The problem has been that the only part of the economy that appeared to take off was housing.
In order to rein in this “bubble” (apologies for using this term – but it paints a picture), APRA has been quietly forcing the lenders to increase rates in areas that it thinks are high risk and should really have a rate increase. These areas include:

  • Interest only loans to owner occupiers and investors alike. APRA regards these loans as particularly odious as banks have increased their rates on these by around 0.50%. If it doesn’t curb behavior as expected be prepared for further increases. If you have one of these loans you can switch to a principal and interest loan to avoid these increases. The long-term savings of not having an interest only loan is quite substantial (they obviously differ from loan to loan but your lender or broker should be able to perform that calculation within minutes). The key problem with these loans is obvious. You never reduce the principal – so you never repay your mortgage – ever.
  • Investment loans for housing. Again, to curb the enthusiasm of investors in this sector banks have been forced (by APRA) to increase rates by around 0.50% or more to discourage investors.
  • Other measures – such as lower LVR’s for investors, further restrictions for SMSF borrowers, income tests and more rigorous investigating, real world expense tests, stress test at 7.25% and controls on foreign incomes are just some of the measures to fine tune this segment.

So, has it worked? Well, it’s certainly turned off those investors that were borderline borrowers and the foreign investors that were borrowing and not paying cash. There’s still investors out there willing to borrow – and they can if they meet the ever-stringent criteria.

The one unfortunate side effect is that with all the tightening of banks’ servicing rules and the focus on real world expenses, first home buyers are being rejected. Watch this space as this group start being more vocal.

On the plus side many banks are cutting interest rates for owner occupied home loans that are not interest only.

To answer that question as to whether it’s worked or not, we’ll have to wait and see.

But if you’re reading headlines about what the RBA does with interest rates, just ignore them. They are now almost irrelevant to your housing loan – unless of course they go up…
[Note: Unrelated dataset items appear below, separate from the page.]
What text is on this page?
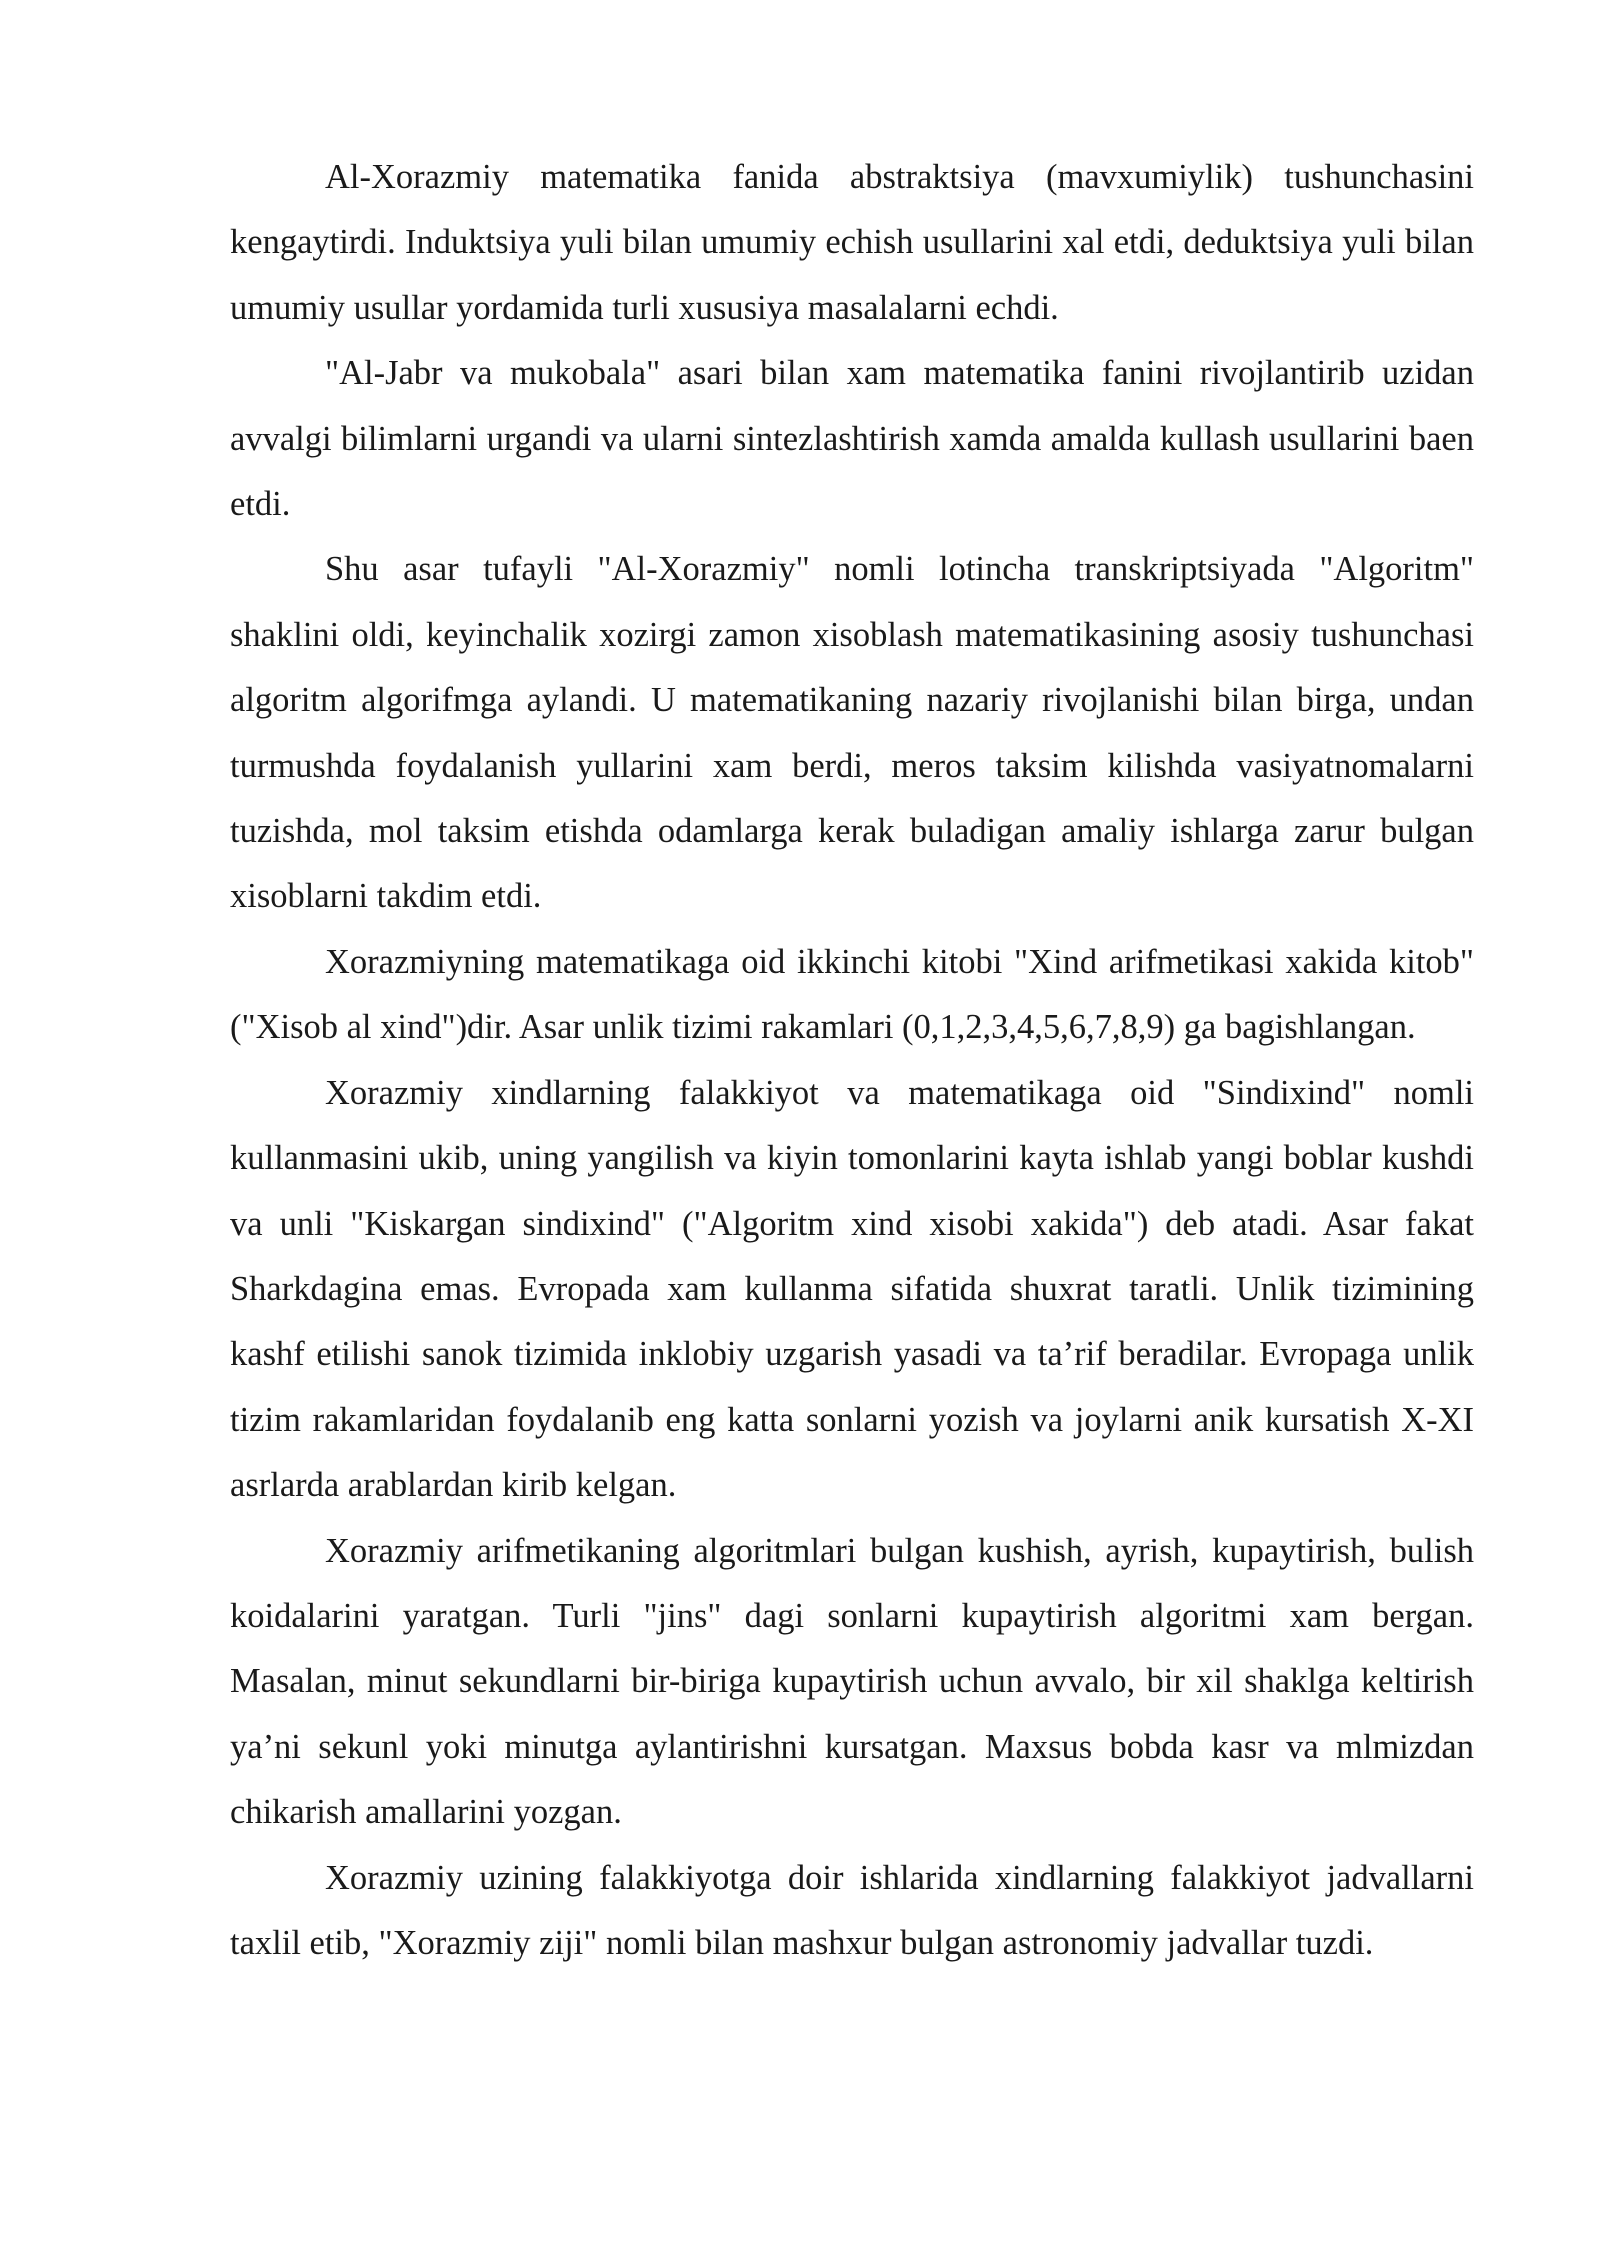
Al-Xorazmiy matematika fanida abstraktsiya (mavxumiylik) tushunchasini kengaytirdi. Induktsiya yuli bilan umumiy echish usullarini xal etdi, deduktsiya yuli bilan umumiy usullar yordamida turli xususiya masalalarni echdi.

"Al-Jabr va mukobala" asari bilan xam matematika fanini rivojlantirib uzidan avvalgi bilimlarni urgandi va ularni sintezlashtirish xamda amalda kullash usullarini baen etdi.

Shu asar tufayli "Al-Xorazmiy" nomli lotincha transkriptsiyada "Algoritm" shaklini oldi, keyinchalik xozirgi zamon xisoblash matematikasining asosiy tushunchasi algoritm algorifmga aylandi. U matematikaning nazariy rivojlanishi bilan birga, undan turmushda foydalanish yullarini xam berdi, meros taksim kilishda vasiyatnomalarni tuzishda, mol taksim etishda odamlarga kerak buladigan amaliy ishlarga zarur bulgan xisoblarni takdim etdi.

Xorazmiyning matematikaga oid ikkinchi kitobi "Xind arifmetikasi xakida kitob" ("Xisob al xind")dir. Asar unlik tizimi rakamlari (0,1,2,3,4,5,6,7,8,9) ga bagishlangan.

Xorazmiy xindlarning falakkiyot va matematikaga oid "Sindixind" nomli kullanmasini ukib, uning yangilish va kiyin tomonlarini kayta ishlab yangi boblar kushdi va unli "Kiskargan sindixind" ("Algoritm xind xisobi xakida") deb atadi. Asar fakat Sharkdagina emas. Evropada xam kullanma sifatida shuxrat taratli. Unlik tizimining kashf etilishi sanok tizimida inklobiy uzgarish yasadi va ta’rif beradilar. Evropaga unlik tizim rakamlaridan foydalanib eng katta sonlarni yozish va joylarni anik kursatish X-XI asrlarda arablardan kirib kelgan.

Xorazmiy arifmetikaning algoritmlari bulgan kushish, ayrish, kupaytirish, bulish koidalarini yaratgan. Turli "jins" dagi sonlarni kupaytirish algoritmi xam bergan. Masalan, minut sekundlarni bir-biriga kupaytirish uchun avvalo, bir xil shaklga keltirish ya’ni sekunl yoki minutga aylantirishni kursatgan. Maxsus bobda kasr va mlmizdan chikarish amallarini yozgan.

Xorazmiy uzining falakkiyotga doir ishlarida xindlarning falakkiyot jadvallarni taxlil etib, "Xorazmiy ziji" nomli bilan mashxur bulgan astronomiy jadvallar tuzdi.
This Week’s Top Policy Changes
As discussed last week, the topic of this week’s article is the main policy change this week. More banks have announced rate changes. Those that haven’t yet are using their lower rates to fill their boots with new clients. The unfortunate clients are not aware of the regulatory changes that all lenders will eventually have to comply with. They will often opt for the lowest rate only to be hit with a rate increase weeks/months into their new loan. Beware.
However – and this is a general statement – those loans that the banks are rejecting are being snapped up by unregulated lenders that are happy to take on borrowers without a perfect credit history. There’s a few of these and the best deals and circumstances vary depending on your financial requirements.
Given these deregulated lenders are funded by the banks, it kind of makes a mockery of the systemic changes that regulators are making.